Menelusuri Jejak Benteng Bukit Cening Bukti Sejarah Pertahanan Kerajaan Riau-Lingga

Menelusuri Jejak Benteng Bukit Cening Bukti Sejarah Pertahanan Kerajaan Riau-Lingga

Benteng Bukit Cening yang berada di Daik Lingga merupakan salah satu bukti sejarah pertahanan Kerajaan Riau-Lingga (Foto:Ruzi/Batamnews)

Lingga, Batamnews - Kabupaten Lingga, Kepulauan Riau (Kepri), yang dikenal sebagai Negeri Bunda Tanah Melayu menyimpan segudang situs-situs dan peninggalan sejarah di masa kejayaan Kesultanan Riau-Lingga.

Salah satunya yang bisa dilihat saat ini adalah Benteng Bukit Cening. Berada di ketinggian lebih kurang 100 Mdpl menghadap ke arah laut Pulau Kelombok, benteng ini menyimpan daya tarik tersendiri.

Menurut sejarah, Benteng Bukit Cening ini merupakan pertahanan kedua setelah Pulau Mepar dari kerajaan Riau-Lingga-Johor-Pahang saat menjadikan Daik sebagai pusat pemerintahan.

Benteng yang berada di puncak bukit tersebut telah menjadi salah satu situs sejarah penting yang dimiliki Pemerintah Kabupaten Lingga.

Terletak di atas bukit cukup tinggi dan memiliki luas 32 meter x 30 meter, Benteng ini secara administratif berada di Kampung Seranggung, Kelurahan Daik, Kecamatan Lingga.

Literatur yang ada menyebut benteng ini dibangun pada masa pemerintahan Sultan Mahmud Syah III yang berkuasa pada masa Kesultanan Lingga tahun 1761-1812.

Benteng yang memiliki 19 unit meriam peninggalan Sultan Mahmud Riayat Syah itu termasuk salah satu dari ratusan peninggalan sejarah di Lingga.

Dari 19 meriam yang ada tersebut, tentu saja memiliki keunikan tersendiri.

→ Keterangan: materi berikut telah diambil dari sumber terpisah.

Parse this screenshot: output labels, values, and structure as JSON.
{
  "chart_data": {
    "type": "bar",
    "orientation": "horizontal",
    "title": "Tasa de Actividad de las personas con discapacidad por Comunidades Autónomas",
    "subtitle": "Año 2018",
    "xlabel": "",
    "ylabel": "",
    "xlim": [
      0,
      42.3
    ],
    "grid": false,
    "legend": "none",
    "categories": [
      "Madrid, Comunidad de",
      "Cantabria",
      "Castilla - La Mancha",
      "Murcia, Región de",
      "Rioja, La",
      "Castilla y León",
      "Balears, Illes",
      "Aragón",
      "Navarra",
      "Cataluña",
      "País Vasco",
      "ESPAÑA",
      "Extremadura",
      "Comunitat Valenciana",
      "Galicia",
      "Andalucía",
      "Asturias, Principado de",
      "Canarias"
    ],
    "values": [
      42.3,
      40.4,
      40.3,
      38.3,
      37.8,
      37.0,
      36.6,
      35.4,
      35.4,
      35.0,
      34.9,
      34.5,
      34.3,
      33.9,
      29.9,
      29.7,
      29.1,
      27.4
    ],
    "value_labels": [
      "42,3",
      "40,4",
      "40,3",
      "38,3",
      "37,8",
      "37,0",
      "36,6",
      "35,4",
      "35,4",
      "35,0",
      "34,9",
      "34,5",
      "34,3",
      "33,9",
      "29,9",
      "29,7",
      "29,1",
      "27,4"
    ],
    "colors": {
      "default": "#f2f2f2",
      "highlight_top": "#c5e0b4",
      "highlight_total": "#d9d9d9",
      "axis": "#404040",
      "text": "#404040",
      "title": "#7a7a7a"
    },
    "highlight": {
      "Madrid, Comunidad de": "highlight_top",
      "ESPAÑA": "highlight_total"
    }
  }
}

Terutama yakni meriam yang paling besar di benteng tersebut.

Meriam Tupai Beradu, itu lah meriam terbesar dari 19 meriam yang ada di Bukit Cening. Panjangnya 2,8 meter dengan diameter 12 cm. Dalam penuturan warga, meriam ini diapit oleh meriam Mahkota Raja.

Meriam Tupai Beradu juga dikenal sebagai meriam penghancur. Mungkin, sebutan meriam penghancur muncul karena meriam tersebut lebih besar dari yang lainnya. Saat ini, susunan meriam itu disesuaikan dengan kisah-kisah yang tersebar di masyarakat. 

Selain itu, di benteng itu juga ditemukan angka 1783 dan 1797 serta tulisan VOC yang diduga sebagai tahun pembuatan meriam. Tulisan “VOC” menandakan meriam itu dibeli dari pemerintah Hindia Belanda. Keterangan itu tertulis pada prasasti di bagian depan benteng.

Namun, sayangnya akses menuju benteng yang juga bisa dijadikan lokasi bersantai ketika sore hari dengan pemandangan laut Pulau Kelombok dan megahnya Gunung Daik bercabang tiga serta Bukit Permata tersebut belum maksimal.

Hal demikian dapat dilihat dengan kondisi jalan menuju lokasi benteng yang masih tanah. Bahkan bebatuan kecil menghiasi akses menuju benteng, membuat tidak nyaman ketika menuju lokasi.

Sebagaimana diketahui, benteng yang ada tersebut dibangun pada abad ke-18 sejak pemerintahan Sultan Mahmud Riayat Syah III pindah dari Hulu Riau ke Daik Lingga.